Radically Change the Future
Friday, January 3
Today’s post is by guest author Heather Johnston. The text is an excerpt from Rebecca Solnit’s 2004 book Hope in the Dark.
Hope locates itself in the premises that we don’t know what will happen and that in the spaciousness of uncertainty is room to act. When you recognize uncertainty, you recognize that you may be able to influence the outcomes–you alone or you in concert with a few dozen or several million others. Hope is an embrace of the unknown and knowable, an alternative to the certainty of both optimists and pessimists. Optimists think it will all be fine without our involvement; pessimists take the opposite position; both excuse themselves from acting. It’s the belief that what we do matters even though how and when it may matter, who and what it may impact, are not things we can know beforehand. We may not, in fact, know them afterward either, but they matter all the same, and history is full of people whose influence was most powerful after they were gone.
This quote reminds me of a concept I see on the internet from time to time about influencing the future with small actions today. I don’t know whether it’s the original source, but the earliest version of it I found was this r/ShowerThoughts post from 2016 which says, "When people think about traveling to the past, they worry about accidentally changing the present, but no one in the present really thinks they can radically change the future.”
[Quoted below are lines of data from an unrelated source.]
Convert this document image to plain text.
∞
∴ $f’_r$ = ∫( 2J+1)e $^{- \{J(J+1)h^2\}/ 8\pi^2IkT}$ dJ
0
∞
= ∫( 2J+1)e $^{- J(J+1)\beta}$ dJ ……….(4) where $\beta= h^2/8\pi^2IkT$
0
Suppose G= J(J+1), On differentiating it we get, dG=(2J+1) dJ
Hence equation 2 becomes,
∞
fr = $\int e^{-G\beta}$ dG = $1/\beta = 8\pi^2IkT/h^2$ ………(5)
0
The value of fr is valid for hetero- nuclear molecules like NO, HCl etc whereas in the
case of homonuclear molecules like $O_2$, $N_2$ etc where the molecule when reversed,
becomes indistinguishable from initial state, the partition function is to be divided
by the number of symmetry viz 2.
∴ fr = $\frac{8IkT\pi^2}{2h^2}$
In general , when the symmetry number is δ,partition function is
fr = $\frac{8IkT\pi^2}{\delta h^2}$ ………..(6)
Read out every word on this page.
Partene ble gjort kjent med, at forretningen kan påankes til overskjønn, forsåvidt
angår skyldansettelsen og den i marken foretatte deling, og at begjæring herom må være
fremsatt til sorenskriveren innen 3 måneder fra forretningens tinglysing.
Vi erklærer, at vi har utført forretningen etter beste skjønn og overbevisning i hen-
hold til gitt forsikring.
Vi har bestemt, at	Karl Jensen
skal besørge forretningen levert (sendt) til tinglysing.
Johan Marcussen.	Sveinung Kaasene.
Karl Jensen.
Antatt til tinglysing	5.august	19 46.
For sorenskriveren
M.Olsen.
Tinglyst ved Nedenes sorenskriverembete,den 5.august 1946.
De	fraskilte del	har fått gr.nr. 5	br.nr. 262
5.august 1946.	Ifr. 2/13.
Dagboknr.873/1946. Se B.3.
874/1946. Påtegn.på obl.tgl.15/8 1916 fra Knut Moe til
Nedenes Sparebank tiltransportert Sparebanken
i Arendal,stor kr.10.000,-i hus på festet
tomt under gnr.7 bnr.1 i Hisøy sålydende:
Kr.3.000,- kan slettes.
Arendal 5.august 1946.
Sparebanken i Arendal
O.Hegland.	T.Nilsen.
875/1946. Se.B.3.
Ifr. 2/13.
Of course, a major limitation is uncertainty about the future. A common example of a hypothetical time traveler changing the future is by killing baby Hitler, but this only makes sense because we know what adult Hitler did. If a non-time traveler in 1889 had killed baby Hitler, they would rightfully be regarded as barbaric murderer. We don’t know how our actions today will impact the future. And when we contemplate the responsibility we bear to build the wold we want to live in, it can be a bit paralyzing to imagine all of the ways that the future might play out.
And yet, Rebecca Solnit reminds us that our choices will impact the future no matter what. Hope requires three parts: first to understand our own agency and ability to influence the future, second to make the best predictions we can about the possible impacts of our choices, and finally to carry out the actions most likely to create the future we want to see.
In the spirit of the season of giving (and at the risk of being a bit preachy), one of the choices I make that I believe is most likely to do the most good for the future is making a recurring donation to the GiveWell top charities fund. I encourage readers who have the financial means to consider doing the same.